Article summary: Anthropometry of Australian Rugby League rep players
This week’s article summary is courtesy the Manager of the High Performance Centre of the Sports Science Institute of South Africa, Justin Durandt.
Article: Cheng, H. L., O’Connor, H., Kay, S., Cook, R., Parker, H., & Orr, R. (2014). Anthropometric characteristics of Australian junior representative rugby league players. Journal of Science and Medicine in Sport, Australia, 17(5), 546–551.
- TAKE HOME MESSAGE
- There are ethnic differences in body composition among elite junior players. These differences may give Polynesians a performance advantage and explain the high percentage of Polynesians in rugby League.
- Polynesians exhibited greater height (181.0 ± 5.7 vs. 178.7 ± 6.3 cm), mass (90.6 ± 11.7 vs. 84.7 ± 11.1 kg), arm and calf girths, bone breadths and mesomorphy (7.6 ± 1.2 vs. 6.7 ± 1.1) than non-Polynesians (all p < 0.05)
- 38% of the players in this cohort were Polynesians but they only make up less than 1% of the population
- SAMPLE STUDIED (1 SENTENCE):116 junior elite U18 players
- SPORT: Rugby league
- LEVEL: Elite
- LIMITATIONS OF STUDY: Sample size, only measured 166 out of 446 in the league. Low representation in specific positions
- KEY RELATED RESEARCH
- Malina, R. M. (2009). Ethnicity and biological maturation in sports medicine research. Scandinavian Journal of Medicine & Science in Sports, 19(1), 1–2.
- Zemski, A. J., Slater, G. J., & Broad, E. M. (2015). Body composition characteristics of elite Australian rugby union athletes according to playing position and ethnicity. Journal of Sports Sciences
- “Elite Polynesian rugby athletes have different distribution patterns of fat mass and lean mass compared to Caucasians, which may influence their suitability for particular positions”.

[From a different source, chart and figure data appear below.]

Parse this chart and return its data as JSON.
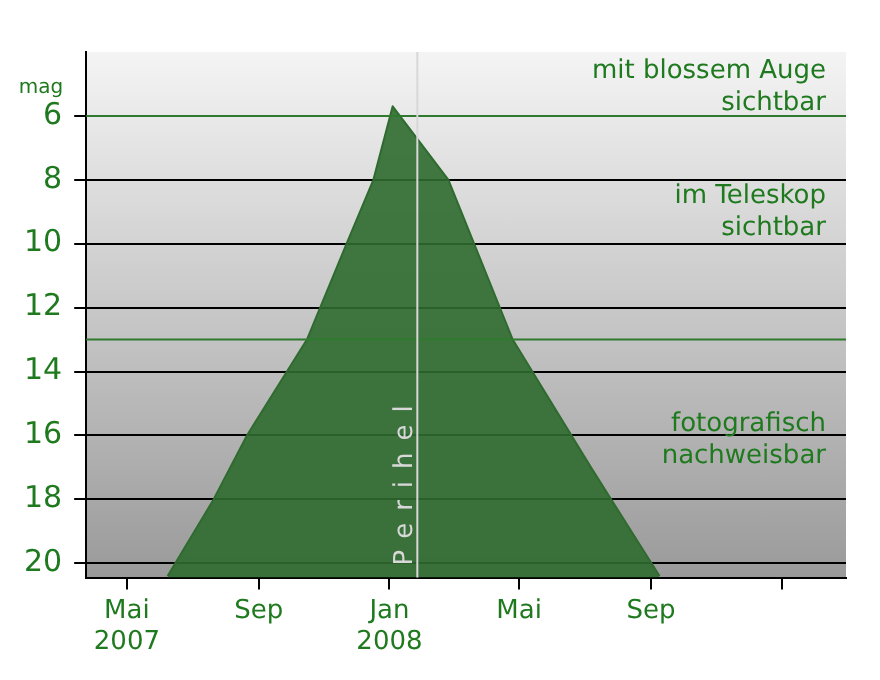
{
  "chart_data": {
    "type": "area",
    "ylabel": "mag",
    "x": [
      "2007-06-08",
      "2007-07-21",
      "2007-08-21",
      "2007-10-16",
      "2007-11-22",
      "2007-12-17",
      "2008-01-04",
      "2008-02-25",
      "2008-04-25",
      "2008-07-07",
      "2008-09-09"
    ],
    "series": [
      {
        "color": "#2f6b2f",
        "values": [
          20.4,
          18,
          16,
          13,
          10,
          8,
          5.7,
          8,
          13,
          17,
          20.4
        ]
      }
    ],
    "xlim": [
      "2007-03-24",
      "2009-03-02"
    ],
    "xticks": [
      {
        "value": "2007-05",
        "label": "Mai\n2007"
      },
      {
        "value": "2007-09",
        "label": "Sep"
      },
      {
        "value": "2008-01",
        "label": "Jan\n2008"
      },
      {
        "value": "2008-05",
        "label": "Mai"
      },
      {
        "value": "2008-09",
        "label": "Sep"
      },
      {
        "value": "2009-01",
        "label": null
      }
    ],
    "ylim": [
      20.45,
      4
    ],
    "yticks": [
      6,
      8,
      10,
      12,
      14,
      16,
      18,
      20
    ],
    "grid": "y",
    "legend": false,
    "ref_lines": [
      {
        "axis": "y",
        "value": 6,
        "color": "#2f7a2f"
      },
      {
        "axis": "y",
        "value": 13,
        "color": "#2f7a2f"
      },
      {
        "axis": "x",
        "value": "2008-01-27",
        "label": "Perihel",
        "color": "#d8d8d8"
      }
    ],
    "annotations": [
      "mit blossem Auge\nsichtbar",
      "im Teleskop\nsichtbar",
      "fotografisch\nnachweisbar"
    ]
  }
}
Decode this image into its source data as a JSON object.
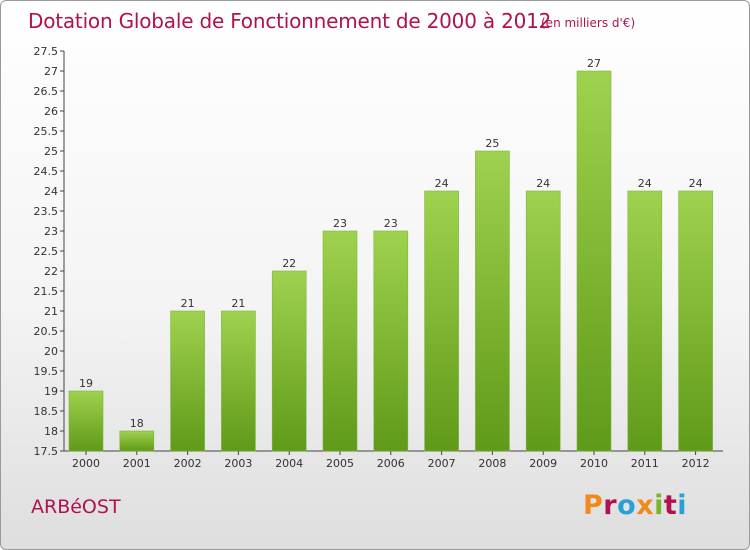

- Krause, L. M., Naughton, G. A., Denny, G., Patton, D., Hartwig, T., & Gabbett, T. J. (2014). Understanding mismatches in body size, speed and power among adolescent rugby union players. Journal of Science and Medicine in Sport
- “The notion that bigger, faster, and more powerful characteristics occur simultaneously in adolescent rugby players was not supported in the present study. Current practices in body mass-based criteria for playing down an age group lack a sufficient evidence for decision-making. Dispensation solely based on body mass may not address mismatch in junior rugby union.”